Tagging and capture hypothesis of synaptic plasticity: the roles of calmodulin kinases and the phenomenon of behavioural tagging.

Abstract

The aims of this thesis were (1) to learn about the identities of the molecules involved in the maintenance of long-term potentiation (LTP), and (2) to develop and test a behavioural paradigm capable of elucidating the interaction between these molecular processes and the persistence of long-term memories. By improving the stability of field recordings in in vitro electrophysiology, it was possible to investigate the molecular processes that determine the long-term changes in synaptic efficacy. In these experiments, the interactions between two convergent inputs onto the same neuronal population in the CA1 region of the hippocampus were monitored for over ten hours. Analytically powerful three-pathway protocols using sequential strong and weak tetanization in varying orders, and test stimulation over long periods of time after LTP-induction, enabled a pharmacological dissociation of potentially distinct roles of the calmodulin kinase (CaMK) pathways in LTP. This places constraints on the mechanisms by which synaptic potentiation, and possibly memories, become stabilized.
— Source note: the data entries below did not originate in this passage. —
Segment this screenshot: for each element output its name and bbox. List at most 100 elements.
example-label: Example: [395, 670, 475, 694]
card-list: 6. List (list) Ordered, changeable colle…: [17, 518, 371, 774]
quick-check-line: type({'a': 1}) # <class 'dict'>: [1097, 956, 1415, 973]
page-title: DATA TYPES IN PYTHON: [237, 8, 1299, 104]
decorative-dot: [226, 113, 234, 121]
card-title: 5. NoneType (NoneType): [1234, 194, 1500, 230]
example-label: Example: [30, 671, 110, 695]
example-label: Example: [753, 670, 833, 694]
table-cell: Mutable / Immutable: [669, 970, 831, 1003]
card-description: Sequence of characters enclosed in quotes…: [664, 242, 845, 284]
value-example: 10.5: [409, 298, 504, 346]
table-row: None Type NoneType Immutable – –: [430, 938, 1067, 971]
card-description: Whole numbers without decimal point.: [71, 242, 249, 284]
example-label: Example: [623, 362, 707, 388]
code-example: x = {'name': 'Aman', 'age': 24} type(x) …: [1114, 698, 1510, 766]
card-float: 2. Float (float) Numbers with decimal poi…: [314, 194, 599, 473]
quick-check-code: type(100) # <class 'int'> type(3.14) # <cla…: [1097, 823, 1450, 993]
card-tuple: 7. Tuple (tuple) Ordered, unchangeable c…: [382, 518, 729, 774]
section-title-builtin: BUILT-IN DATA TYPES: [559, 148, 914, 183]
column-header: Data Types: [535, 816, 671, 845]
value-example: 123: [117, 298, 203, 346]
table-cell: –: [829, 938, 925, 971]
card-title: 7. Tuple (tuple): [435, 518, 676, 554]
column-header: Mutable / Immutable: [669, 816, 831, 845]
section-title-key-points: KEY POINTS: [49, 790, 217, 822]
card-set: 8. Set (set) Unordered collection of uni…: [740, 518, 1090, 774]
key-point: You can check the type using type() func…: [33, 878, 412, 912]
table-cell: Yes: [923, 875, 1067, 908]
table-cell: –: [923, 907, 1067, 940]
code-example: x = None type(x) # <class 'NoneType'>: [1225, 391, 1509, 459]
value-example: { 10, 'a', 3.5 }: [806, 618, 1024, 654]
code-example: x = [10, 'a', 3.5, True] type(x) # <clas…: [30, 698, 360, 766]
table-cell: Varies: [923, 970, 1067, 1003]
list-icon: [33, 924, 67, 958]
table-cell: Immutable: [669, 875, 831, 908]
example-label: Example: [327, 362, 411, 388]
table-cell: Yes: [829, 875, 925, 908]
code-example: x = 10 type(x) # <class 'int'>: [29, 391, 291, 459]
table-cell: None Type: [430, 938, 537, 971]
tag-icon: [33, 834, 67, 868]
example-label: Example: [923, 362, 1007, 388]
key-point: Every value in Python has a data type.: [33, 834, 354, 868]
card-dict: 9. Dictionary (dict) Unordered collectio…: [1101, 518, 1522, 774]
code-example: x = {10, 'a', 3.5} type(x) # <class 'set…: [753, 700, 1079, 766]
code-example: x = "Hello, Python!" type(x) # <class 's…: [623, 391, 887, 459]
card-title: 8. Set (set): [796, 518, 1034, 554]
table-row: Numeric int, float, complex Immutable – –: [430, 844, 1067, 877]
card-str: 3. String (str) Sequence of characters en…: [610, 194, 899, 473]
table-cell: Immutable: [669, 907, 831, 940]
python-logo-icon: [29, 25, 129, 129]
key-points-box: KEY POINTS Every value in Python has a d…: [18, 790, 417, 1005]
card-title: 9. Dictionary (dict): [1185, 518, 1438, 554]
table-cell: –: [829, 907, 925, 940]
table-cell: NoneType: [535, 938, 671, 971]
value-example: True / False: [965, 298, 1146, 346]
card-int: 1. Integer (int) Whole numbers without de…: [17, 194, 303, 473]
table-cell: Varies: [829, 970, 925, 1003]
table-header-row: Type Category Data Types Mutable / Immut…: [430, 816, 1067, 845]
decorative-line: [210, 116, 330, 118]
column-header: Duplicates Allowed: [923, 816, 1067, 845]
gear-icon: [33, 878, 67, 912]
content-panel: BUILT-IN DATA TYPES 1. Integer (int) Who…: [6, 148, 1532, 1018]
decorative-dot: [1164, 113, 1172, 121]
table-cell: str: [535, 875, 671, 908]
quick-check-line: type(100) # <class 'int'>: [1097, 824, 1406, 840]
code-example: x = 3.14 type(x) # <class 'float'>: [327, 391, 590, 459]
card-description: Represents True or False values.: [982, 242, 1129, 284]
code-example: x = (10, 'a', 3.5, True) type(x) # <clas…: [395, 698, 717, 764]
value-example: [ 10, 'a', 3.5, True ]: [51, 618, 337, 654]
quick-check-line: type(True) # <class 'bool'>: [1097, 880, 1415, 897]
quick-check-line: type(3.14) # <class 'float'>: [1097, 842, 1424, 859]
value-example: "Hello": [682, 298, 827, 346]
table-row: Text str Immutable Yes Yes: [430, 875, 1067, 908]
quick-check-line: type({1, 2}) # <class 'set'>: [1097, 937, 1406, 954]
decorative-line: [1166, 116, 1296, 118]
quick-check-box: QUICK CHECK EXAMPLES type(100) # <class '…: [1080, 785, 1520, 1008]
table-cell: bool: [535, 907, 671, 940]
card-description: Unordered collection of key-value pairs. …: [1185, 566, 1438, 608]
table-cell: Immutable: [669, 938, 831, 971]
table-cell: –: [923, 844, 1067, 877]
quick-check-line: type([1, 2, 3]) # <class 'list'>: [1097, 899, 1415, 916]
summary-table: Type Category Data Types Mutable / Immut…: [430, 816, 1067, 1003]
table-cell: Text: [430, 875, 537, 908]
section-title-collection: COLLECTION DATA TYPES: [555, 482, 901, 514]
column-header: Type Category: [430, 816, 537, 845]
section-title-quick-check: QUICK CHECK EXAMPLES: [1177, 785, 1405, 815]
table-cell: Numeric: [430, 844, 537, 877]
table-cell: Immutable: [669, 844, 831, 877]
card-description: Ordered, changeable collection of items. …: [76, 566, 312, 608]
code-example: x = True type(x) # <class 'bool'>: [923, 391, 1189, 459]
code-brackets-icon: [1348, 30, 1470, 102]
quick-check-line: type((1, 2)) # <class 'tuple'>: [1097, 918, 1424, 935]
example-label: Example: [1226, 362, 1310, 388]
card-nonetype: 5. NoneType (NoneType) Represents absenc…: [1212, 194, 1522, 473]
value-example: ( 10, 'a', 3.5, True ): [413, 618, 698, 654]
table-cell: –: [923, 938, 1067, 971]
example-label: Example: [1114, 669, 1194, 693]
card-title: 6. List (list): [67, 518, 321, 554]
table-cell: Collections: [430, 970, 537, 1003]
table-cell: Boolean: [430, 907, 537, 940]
The experiments show that tag setting is blocked by the CaMK inhibitor KN-93 that, at low concentration primarily blocks CaMKII, whereas a CaMKK inhibitor, STO-609, selectively limits the synthesis or the availability of plasticity related proteins (PRPs). To test whether memories can be subject to modulation by independent experiences, behavioural studies tested the possibility of lengthening the persistence of a relatively weak memory by pairing its induction with an event capable of inducing the synthesis of the required PRPs. Corticosterone-dependent stressful events like a cold swim proved to interfere and weaken spatial memories. On the other hand, the exploration of a novel environment succeeded in rescuing the decay of a weak memory. The effect of the exploration of the novel environment was dependent on NMDA and dopamine receptor activation, as well as protein synthesis. These results are discussed in relation to the synaptic tagging and capture hypothesis and a novel model of the neuronal mechanisms underlying synaptic plasticity is developed from them.